Methods: Tissue from patients with AA was analyzed to determine the consequences on CNP signaling. Ascending and suprarenal aortic diameters were assessed at baseline and following Ang II (angiotensin II; 1.44 mg/kg per day) infusion in wild-type, endothelium-restricted (ecCNP), fibroblast-restricted (fbCNP), global CNP (gbCNP), or global NPR-C mice infected with an adeno-associated virus expressing a proprotein convertase subtilisin/kexin type 9 gain-of-function mutation or backcrossed to an apoE background. At 28 days, aortas were harvested for RT-qPCR (quantitative reverse transcription polymerase chain reaction) and histological analyses. CNP (0.2 mg/kg per day) was infused to rescue any adverse phenotype.

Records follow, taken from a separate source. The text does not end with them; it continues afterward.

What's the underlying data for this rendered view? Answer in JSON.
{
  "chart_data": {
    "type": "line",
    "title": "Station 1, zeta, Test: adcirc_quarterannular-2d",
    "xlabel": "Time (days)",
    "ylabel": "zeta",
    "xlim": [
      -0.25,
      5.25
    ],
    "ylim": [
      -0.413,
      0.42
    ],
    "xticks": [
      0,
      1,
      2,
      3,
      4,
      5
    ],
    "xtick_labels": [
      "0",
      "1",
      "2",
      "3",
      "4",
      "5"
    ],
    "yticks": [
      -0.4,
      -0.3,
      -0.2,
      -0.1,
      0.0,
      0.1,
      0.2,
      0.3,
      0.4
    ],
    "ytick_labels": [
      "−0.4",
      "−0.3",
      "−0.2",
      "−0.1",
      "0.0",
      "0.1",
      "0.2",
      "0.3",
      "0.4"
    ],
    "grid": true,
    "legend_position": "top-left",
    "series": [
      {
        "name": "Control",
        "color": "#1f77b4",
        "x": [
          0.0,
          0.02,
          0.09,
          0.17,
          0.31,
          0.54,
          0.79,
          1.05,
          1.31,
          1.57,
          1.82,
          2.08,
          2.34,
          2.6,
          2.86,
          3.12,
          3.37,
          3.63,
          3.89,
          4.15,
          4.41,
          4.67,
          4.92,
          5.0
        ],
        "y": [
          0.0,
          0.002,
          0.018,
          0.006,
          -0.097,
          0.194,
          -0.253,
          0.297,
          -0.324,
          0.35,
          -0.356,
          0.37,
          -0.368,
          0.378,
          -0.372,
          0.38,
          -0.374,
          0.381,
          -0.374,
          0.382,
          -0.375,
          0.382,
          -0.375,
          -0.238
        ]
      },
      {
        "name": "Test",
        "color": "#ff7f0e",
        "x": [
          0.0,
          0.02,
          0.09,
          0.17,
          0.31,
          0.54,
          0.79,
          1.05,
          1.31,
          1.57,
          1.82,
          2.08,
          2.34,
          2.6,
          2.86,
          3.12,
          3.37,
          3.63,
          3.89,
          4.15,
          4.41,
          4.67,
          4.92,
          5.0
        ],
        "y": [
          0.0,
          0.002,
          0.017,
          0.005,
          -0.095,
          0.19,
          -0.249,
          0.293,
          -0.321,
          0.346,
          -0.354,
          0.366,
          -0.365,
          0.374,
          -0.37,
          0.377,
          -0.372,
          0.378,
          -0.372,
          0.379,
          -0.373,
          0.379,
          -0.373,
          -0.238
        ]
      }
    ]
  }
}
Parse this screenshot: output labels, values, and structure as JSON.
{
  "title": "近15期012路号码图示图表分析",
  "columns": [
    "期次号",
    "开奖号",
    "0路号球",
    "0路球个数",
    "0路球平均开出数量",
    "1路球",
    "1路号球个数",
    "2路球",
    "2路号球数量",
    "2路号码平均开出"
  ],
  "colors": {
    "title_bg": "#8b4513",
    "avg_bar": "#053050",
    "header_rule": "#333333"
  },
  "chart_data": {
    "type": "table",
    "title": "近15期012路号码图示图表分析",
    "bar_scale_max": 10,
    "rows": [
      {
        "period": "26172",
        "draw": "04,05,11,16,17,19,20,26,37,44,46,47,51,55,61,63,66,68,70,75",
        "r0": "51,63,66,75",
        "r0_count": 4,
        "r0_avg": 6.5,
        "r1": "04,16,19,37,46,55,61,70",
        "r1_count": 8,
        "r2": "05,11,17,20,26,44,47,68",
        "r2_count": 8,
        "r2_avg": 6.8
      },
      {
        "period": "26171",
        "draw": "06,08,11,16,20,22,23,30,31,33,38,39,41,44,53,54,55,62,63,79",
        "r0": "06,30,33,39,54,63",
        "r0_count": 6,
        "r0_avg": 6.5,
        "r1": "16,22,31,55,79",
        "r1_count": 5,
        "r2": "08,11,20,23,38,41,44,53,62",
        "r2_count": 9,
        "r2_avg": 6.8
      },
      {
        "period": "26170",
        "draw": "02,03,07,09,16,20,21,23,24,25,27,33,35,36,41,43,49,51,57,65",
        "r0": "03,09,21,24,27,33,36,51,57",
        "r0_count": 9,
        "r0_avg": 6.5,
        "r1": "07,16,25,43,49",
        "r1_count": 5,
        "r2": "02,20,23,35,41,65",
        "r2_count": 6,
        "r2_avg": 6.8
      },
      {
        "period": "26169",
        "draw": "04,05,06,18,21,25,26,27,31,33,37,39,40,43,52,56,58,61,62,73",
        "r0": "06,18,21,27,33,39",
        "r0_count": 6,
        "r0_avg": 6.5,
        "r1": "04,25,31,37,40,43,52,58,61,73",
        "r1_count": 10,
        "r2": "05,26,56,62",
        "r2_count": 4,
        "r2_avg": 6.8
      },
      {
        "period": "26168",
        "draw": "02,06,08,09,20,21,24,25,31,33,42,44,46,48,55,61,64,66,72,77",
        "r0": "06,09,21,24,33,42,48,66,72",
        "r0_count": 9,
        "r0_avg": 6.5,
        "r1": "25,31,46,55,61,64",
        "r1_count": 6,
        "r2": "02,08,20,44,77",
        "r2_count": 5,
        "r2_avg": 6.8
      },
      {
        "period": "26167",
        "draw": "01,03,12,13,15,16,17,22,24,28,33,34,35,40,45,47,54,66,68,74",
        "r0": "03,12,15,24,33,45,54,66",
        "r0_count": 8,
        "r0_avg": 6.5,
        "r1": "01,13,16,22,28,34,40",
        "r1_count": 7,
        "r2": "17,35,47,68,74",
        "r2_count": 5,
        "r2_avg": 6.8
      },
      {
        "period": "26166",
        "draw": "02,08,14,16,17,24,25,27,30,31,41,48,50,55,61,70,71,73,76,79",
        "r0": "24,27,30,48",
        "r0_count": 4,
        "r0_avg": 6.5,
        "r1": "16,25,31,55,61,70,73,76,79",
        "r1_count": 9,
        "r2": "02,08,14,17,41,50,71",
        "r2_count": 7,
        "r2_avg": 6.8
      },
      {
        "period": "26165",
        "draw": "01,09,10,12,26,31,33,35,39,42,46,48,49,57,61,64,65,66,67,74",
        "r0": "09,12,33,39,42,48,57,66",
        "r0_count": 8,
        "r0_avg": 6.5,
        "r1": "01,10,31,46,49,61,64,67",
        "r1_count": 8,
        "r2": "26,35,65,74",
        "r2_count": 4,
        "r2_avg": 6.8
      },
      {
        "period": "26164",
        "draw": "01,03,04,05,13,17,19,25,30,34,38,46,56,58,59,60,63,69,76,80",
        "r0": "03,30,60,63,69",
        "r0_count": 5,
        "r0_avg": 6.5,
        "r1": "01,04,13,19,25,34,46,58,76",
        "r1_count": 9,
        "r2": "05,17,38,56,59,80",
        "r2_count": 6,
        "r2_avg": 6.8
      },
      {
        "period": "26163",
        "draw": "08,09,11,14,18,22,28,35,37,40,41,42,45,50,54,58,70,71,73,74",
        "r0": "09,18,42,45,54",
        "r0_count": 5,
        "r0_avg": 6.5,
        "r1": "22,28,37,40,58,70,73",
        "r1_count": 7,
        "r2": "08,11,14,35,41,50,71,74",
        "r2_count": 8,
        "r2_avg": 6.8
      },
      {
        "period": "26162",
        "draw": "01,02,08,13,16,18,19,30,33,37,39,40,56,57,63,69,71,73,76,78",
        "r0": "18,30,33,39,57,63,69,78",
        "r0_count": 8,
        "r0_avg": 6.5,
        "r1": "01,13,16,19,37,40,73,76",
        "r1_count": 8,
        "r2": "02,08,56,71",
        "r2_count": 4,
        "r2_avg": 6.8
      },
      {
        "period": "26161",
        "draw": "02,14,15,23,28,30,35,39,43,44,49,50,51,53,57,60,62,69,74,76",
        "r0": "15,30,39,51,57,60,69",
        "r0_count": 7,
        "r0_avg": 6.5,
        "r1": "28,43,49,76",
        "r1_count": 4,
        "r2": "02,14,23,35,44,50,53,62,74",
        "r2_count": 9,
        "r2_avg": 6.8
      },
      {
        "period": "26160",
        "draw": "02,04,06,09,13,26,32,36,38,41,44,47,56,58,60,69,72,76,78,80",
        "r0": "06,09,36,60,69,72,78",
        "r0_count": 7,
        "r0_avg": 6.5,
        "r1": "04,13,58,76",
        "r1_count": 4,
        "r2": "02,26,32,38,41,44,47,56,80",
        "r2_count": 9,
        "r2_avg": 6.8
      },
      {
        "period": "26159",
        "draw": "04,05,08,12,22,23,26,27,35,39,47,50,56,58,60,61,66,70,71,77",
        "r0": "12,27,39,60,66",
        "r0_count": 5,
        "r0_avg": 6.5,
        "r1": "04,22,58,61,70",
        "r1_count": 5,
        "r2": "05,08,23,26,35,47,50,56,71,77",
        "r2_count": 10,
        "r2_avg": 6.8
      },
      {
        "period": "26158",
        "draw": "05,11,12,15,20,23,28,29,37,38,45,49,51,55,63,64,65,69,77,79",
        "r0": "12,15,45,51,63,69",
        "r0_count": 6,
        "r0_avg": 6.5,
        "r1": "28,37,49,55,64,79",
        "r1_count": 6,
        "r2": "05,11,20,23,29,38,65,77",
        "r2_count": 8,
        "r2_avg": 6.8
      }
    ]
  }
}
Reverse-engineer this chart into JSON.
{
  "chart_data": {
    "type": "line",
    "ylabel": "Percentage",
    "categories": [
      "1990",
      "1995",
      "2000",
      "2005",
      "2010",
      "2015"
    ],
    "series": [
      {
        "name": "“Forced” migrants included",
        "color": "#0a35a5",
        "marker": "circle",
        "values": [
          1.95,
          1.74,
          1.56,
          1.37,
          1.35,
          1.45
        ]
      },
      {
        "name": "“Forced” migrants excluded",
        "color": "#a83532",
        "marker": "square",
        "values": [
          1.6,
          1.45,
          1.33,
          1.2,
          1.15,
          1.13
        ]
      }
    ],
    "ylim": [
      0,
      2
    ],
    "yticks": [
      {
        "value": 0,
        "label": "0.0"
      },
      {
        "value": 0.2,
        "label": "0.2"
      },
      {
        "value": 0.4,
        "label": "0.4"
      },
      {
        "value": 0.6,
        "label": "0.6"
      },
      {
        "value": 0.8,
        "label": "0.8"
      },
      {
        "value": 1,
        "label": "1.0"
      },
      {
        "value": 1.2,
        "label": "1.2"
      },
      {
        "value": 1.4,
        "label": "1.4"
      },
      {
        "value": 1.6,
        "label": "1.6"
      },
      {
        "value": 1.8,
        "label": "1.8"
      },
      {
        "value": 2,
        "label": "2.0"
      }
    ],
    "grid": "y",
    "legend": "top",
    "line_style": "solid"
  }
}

Results: Aneurysmal tissue from patients with TAA and AAA revealed that CNP and NPR-C (natriuretic peptide receptor-C) expression were overtly perturbed. ecCNP, fbCNP, and gbCNP mice exhibited an aggravated phenotype compared to wild-type animals in both ascending and suprarenal aortas, exemplified by greater dilation, fibrosis, elastin degradation, and macrophage infiltration. CNP and NPR-C expression was also dysregulated in murine thoracic AA and abdominal AA, accompanied by increased accumulation of mRNA encoding markers of inflammation, extracellular matrix remodeling/calcification, fibrosis, and apoptosis. CNP also prevented activation of isolated macrophages and vascular smooth muscle cells. An essentially identical phenotype was observed in NPR-C mice and while administration of CNP protected against disease severity in wild-type animals, this phenotypic rescue was not apparent in NPR-C mice.

Conclusions: Endothelium- and fibroblast-derived CNP, via NPR-C activation, plays important roles in attenuating AA formation by preserving aortic structure and function. Therapeutic strategies aimed at mimicking CNP bioactivity hold potential to reduce the need for surgical intervention.